The history stage can contribute up to half of the final probability weight, but never more.

6. Produce Confidence Alongside Probability

Probability answers "how likely?"

Confidence answers "how much evidence is this estimate standing on?"

Confidence increases when the system has:

  • Cached target profile data
  • Relationship overlap data
  • A meaningful number of historical labeled outcomes
  • A richer metadata profile, such as longer biography or highlight reels

This separation is intentional. A prediction can have:

  • High probability but only medium confidence
  • Moderate probability and high confidence
  • Ambiguous probability with low confidence when evidence is thin

7. Mark Ambiguous Cases Explicitly

Probabilities in the middle band are marked as ambiguous. In practice this means the model can tell the UI:

  • this target is promising
  • this target is weak
  • this target is unclear and may need more data

That is better than forcing a false sense of precision for borderline cases.
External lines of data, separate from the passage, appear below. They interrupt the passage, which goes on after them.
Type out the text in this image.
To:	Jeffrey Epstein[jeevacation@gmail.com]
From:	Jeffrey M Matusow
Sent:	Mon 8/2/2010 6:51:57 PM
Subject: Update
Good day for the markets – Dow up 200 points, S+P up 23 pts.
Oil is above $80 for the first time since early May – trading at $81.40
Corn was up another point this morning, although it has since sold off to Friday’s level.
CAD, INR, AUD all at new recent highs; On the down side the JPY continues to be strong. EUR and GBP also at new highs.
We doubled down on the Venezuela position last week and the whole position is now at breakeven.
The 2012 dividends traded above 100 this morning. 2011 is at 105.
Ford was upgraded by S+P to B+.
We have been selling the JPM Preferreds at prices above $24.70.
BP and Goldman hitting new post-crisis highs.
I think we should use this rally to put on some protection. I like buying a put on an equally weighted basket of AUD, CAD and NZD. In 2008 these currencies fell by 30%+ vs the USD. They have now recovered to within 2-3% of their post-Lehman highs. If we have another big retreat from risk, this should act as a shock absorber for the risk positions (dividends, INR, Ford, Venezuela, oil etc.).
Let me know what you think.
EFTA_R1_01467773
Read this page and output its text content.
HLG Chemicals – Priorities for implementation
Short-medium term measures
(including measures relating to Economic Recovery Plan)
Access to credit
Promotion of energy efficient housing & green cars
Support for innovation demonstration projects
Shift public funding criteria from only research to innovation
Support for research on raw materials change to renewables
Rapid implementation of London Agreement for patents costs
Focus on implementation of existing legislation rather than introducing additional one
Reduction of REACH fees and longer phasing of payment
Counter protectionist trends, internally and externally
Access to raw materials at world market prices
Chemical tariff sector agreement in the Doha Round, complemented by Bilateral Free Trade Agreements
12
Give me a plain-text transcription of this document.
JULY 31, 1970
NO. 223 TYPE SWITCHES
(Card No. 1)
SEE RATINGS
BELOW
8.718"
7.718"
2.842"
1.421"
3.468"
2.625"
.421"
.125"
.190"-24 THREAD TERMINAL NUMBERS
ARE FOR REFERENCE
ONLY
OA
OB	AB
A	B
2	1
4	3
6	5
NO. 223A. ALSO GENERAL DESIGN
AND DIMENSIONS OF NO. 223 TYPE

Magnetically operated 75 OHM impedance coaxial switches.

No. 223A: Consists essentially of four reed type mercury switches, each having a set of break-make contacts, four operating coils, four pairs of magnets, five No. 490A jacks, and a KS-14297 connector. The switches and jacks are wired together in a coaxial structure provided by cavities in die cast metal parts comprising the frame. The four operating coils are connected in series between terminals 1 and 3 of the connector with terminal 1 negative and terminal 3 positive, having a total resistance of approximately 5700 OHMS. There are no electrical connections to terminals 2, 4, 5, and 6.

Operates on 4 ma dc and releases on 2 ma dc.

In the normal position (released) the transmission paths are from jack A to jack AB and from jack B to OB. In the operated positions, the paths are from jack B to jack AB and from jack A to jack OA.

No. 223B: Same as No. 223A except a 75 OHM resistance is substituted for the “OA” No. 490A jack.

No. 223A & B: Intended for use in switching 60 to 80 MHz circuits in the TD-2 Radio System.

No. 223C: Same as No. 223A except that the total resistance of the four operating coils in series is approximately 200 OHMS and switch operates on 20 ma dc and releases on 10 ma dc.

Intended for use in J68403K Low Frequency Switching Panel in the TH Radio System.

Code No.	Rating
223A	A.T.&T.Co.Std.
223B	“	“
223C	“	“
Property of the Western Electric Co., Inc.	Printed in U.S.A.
8. Close The Loop With Real Outcomes

The algorithm is not one-shot.

Predictions are later reconciled using:

  • New follower scans
  • Manual feedback
  • Expiration logic when a predicted follow-back never happens

Those outcomes are written back as prediction assessments and reused later by the historical calibration step. This gives the system a controlled feedback loop without introducing a heavy machine-learning training pipeline.

Why This Design Was Chosen

Interpretable Over Opaque

Each major factor has a readable explanation in the UI and a stable meaning in the code. That makes the system debuggable and helps users understand why two similar-looking accounts can score differently.

Fast First, Better Later

Metadata-only scoring gives immediate answers. Relationship overlap and historical calibration improve those answers when more data is available.

Personalized Per Active Account

Historical calibration is scoped to the same active/reference account rather than being global across all users. That is important because follow-back patterns are audience-specific.

Conservative Extremes

The final probability is clamped away from absolute certainty. Even a very strong case stays below 97%, and even a very weak case stays above 3%.

That keeps the output realistic and prevents the interface from presenting social predictions as hard facts.

What This Algorithm Does Not Claim

The model is useful, but it is not magic.

It does not know:

  • private off-platform context
  • timing effects outside the observed scan window
  • content quality in a semantic sense
  • real human intent beyond the signals available to the app

So the output should be treated as a ranking and prioritization signal, not a guaranteed outcome.